The way filtering is currently being done is to select all filters and load them into memory. We then iterate over them for each email until a positive match is found on all non-blank fields. Unfortunately this means for any one email there can potentially be as many as 30,000 (5000 x 6) re.match operations. Clearly this won’t scale as more filters get added (actually it already doesn’t).

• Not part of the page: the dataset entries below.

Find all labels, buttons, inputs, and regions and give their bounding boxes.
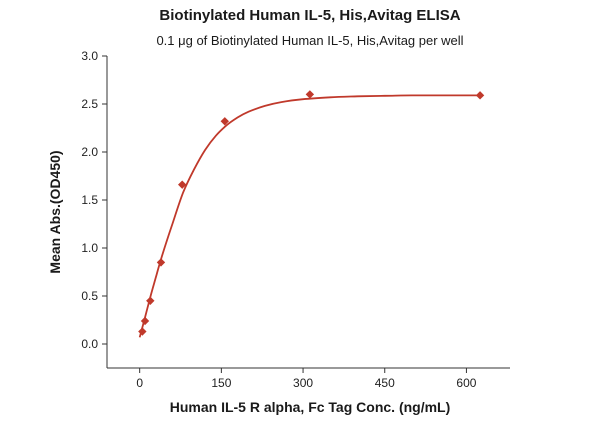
x-axis-label: Human IL-5 R alpha, Fc Tag Conc. (ng/mL) <box>170 399 451 415</box>
data-point <box>138 327 147 336</box>
x-ticks: 0 150 300 450 600 <box>136 368 477 390</box>
x-tick-label: 450 <box>375 376 395 390</box>
y-tick-label: 3.0 <box>81 49 98 63</box>
chart-title: Biotinylated Human IL-5, His,Avitag ELIS… <box>159 7 460 24</box>
y-ticks: 0.0 0.5 1.0 1.5 2.0 2.5 3.0 <box>81 49 107 351</box>
y-tick-label: 0.5 <box>81 289 98 303</box>
y-tick-label: 0.0 <box>81 337 98 351</box>
data-points <box>138 90 485 336</box>
data-point <box>178 180 187 189</box>
data-point <box>156 258 166 267</box>
chart-subtitle: 0.1 μg of Biotinylated Human IL-5, His,A… <box>156 33 463 48</box>
y-tick-label: 2.5 <box>81 97 98 111</box>
data-point <box>475 91 485 100</box>
data-point <box>140 316 150 326</box>
data-point <box>305 90 315 99</box>
x-tick-label: 300 <box>293 376 313 390</box>
x-tick-label: 600 <box>456 376 476 390</box>
plot-area: 0.0 0.5 1.0 1.5 2.0 2.5 3.0 0 150 300 450 600 <box>81 49 510 390</box>
x-tick-label: 0 <box>136 376 143 390</box>
x-tick-label: 150 <box>211 376 231 390</box>
data-point <box>146 296 155 305</box>
y-tick-label: 2.0 <box>81 145 98 159</box>
y-tick-label: 1.5 <box>81 193 98 207</box>
fit-curve <box>138 94 480 338</box>
y-axis-label: Mean Abs.(OD450) <box>47 150 63 273</box>
y-tick-label: 1.0 <box>81 241 98 255</box>
data-point <box>220 117 229 126</box>
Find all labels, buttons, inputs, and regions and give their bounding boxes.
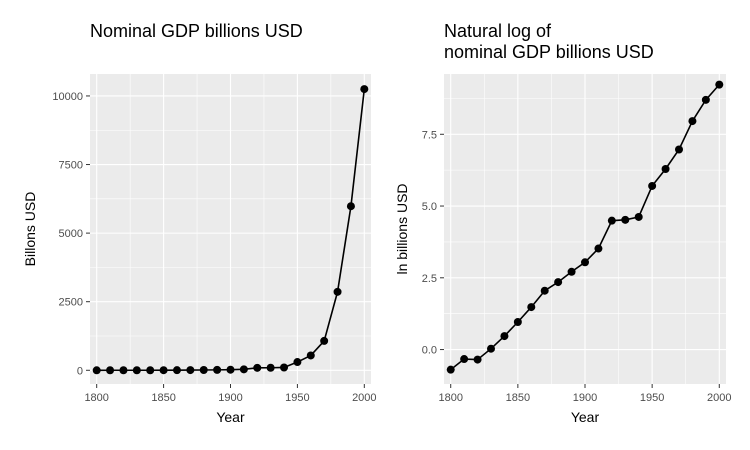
- x-tick-label: 1850: [151, 392, 175, 404]
- data-point: [132, 366, 141, 375]
- data-point: [648, 181, 657, 190]
- data-point: [106, 366, 115, 375]
- x-tick-label: 2000: [707, 392, 731, 404]
- x-tick-label: 1850: [506, 392, 530, 404]
- data-point: [594, 244, 603, 253]
- data-point: [567, 267, 576, 276]
- data-point: [172, 366, 181, 375]
- data-point: [199, 365, 208, 374]
- data-point: [306, 351, 315, 360]
- data-point: [688, 117, 697, 126]
- x-axis-title-1: Year: [571, 409, 600, 425]
- data-point: [473, 355, 482, 364]
- data-series: [92, 85, 369, 375]
- data-point: [213, 365, 222, 374]
- data-point: [675, 145, 683, 154]
- grid-lines: [444, 74, 726, 384]
- data-point: [513, 318, 522, 326]
- y-tick-label: 5000: [59, 228, 83, 240]
- data-point: [701, 95, 710, 104]
- data-point: [581, 258, 589, 267]
- y-axis-title-0: Billons USD: [22, 192, 38, 267]
- y-tick-label: 2.5: [422, 273, 437, 285]
- y-axis-title-1: ln billions USD: [394, 183, 410, 274]
- axis-ticks: 1800 1850 1900 1950 2000 0.0 2.5 5.0 7.5: [422, 129, 732, 404]
- axis-ticks: 1800 1850 1900 1950 2000 0 2500 5000 7500 10000: [52, 91, 376, 404]
- x-tick-label: 1800: [84, 392, 108, 404]
- x-tick-label: 2000: [352, 392, 376, 404]
- chart-title-1-line-2: nominal GDP billions USD: [444, 42, 654, 62]
- data-point: [239, 365, 248, 374]
- data-point: [266, 363, 275, 372]
- data-point: [634, 212, 643, 221]
- data-point: [186, 366, 195, 375]
- chart-title-1: Natural log of nominal GDP billions USD: [444, 21, 654, 62]
- data-point: [333, 287, 342, 296]
- x-tick-label: 1900: [218, 392, 242, 404]
- data-point: [446, 365, 455, 374]
- data-point: [146, 366, 155, 375]
- data-point: [280, 363, 289, 372]
- x-axis-title-0: Year: [216, 409, 245, 425]
- data-point: [527, 303, 536, 312]
- y-tick-label: 2500: [59, 297, 83, 309]
- x-tick-label: 1800: [438, 392, 462, 404]
- y-tick-label: 7.5: [422, 129, 437, 141]
- data-point: [226, 365, 235, 374]
- data-point: [159, 366, 168, 375]
- data-point: [715, 80, 724, 89]
- data-point: [661, 165, 670, 174]
- gdp-chart-panel: Nominal GDP billions USD 1800 1850 1900 195…: [22, 21, 377, 425]
- data-point: [487, 344, 495, 353]
- data-point: [346, 202, 355, 211]
- data-point: [293, 358, 302, 367]
- data-point: [253, 363, 262, 372]
- y-tick-label: 0: [77, 365, 83, 377]
- data-point: [540, 286, 549, 295]
- y-tick-label: 10000: [52, 91, 83, 103]
- data-point: [92, 366, 101, 375]
- chart-title-1-line-1: Natural log of: [444, 21, 552, 41]
- data-point: [320, 336, 329, 345]
- log-gdp-chart-panel: Natural log of nominal GDP billions USD …: [394, 21, 732, 425]
- x-tick-label: 1900: [573, 392, 597, 404]
- chart-title-0: Nominal GDP billions USD: [90, 21, 303, 41]
- data-point: [460, 355, 469, 364]
- data-point: [621, 215, 630, 224]
- data-point: [554, 278, 563, 287]
- data-series: [446, 80, 724, 374]
- y-tick-label: 5.0: [422, 201, 437, 213]
- y-tick-label: 0.0: [422, 345, 437, 357]
- x-tick-label: 1950: [285, 392, 309, 404]
- data-point: [500, 332, 509, 341]
- data-point: [607, 216, 616, 225]
- data-point: [119, 366, 128, 375]
- data-point: [360, 85, 369, 94]
- x-tick-label: 1950: [640, 392, 664, 404]
- y-tick-label: 7500: [59, 160, 83, 172]
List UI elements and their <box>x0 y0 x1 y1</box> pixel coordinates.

Is there a better way to do this?
Options I’ve considered so far:
-
Converting saved python regular expressions to POSIX style ones to make use of PostgreSQL’s SIMILAR TO expression. Will this really be any quicker? Seems to me like it’s simply shifting the load somewhere else.
-
Defining filters on a per user basis. Though this isn’t really practical because with our system users actually benefit from a wealth of predefined filters.
-
Switching to a document-based search engine like elastic search where the first email to be filtered is saved as the canonical representation. By finding similar emails we can then narrow down to a specific feature set to test on and get a positive match.
-
Switching to a bayes filter which would also give us some machine learning capability to detect similar emails or changes to existing emails that would still match with a high enough probability to guess that they were the same thing. This sounds cool but I’m not sure it would scale particularly well either.

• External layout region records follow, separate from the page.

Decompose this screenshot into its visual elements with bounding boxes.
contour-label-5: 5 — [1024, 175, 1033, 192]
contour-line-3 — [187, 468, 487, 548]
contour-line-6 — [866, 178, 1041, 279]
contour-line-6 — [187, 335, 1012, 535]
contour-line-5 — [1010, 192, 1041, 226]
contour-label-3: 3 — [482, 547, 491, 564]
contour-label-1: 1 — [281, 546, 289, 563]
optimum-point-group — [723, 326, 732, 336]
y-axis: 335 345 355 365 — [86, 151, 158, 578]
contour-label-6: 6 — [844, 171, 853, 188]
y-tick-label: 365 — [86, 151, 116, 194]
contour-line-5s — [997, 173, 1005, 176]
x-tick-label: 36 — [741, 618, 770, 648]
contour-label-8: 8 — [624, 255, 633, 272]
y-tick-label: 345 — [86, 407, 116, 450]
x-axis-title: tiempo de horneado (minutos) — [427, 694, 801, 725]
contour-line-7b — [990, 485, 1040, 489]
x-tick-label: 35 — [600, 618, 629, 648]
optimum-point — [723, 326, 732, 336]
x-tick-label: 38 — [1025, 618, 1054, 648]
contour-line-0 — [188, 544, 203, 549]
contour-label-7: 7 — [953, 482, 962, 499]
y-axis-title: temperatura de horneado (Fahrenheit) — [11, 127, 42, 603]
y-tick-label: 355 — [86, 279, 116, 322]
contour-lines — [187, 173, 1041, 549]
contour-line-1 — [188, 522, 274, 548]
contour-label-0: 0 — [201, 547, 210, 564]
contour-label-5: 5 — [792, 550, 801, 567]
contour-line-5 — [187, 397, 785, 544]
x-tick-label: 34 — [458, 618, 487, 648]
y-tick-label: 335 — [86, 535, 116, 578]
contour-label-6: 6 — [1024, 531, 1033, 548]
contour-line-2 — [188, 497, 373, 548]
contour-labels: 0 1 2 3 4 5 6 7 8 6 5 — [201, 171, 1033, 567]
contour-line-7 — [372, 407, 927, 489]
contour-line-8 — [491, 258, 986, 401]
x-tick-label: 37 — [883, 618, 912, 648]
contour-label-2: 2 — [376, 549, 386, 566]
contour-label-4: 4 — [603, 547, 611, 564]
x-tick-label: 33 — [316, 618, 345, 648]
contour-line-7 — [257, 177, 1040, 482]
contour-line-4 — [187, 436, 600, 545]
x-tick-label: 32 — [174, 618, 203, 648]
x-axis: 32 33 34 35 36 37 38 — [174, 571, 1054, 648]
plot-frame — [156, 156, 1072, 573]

Are there other options or approaches to consider?
The trigram support in PostgreSQL version 9.1 might give you what you want.
http://www.postgresql.org/docs/9.1/interactive/pgtrgm.html
It almost certainly will be a viable solution in 9.2 (scheduled for release in summer of 2012), since the new version knows how to use a trigram index for fast matching against regular expressions. At our shop we have found the speed of trigram indexes to be very good.
Also, if you ever want to do a “nearest neighbor” search, where you find the K best matches based on similarity to a search argument, a trigram index is wonderful — it actually returns rows from the index scan in order of “distance”. Search for KNN-GiST for write-ups.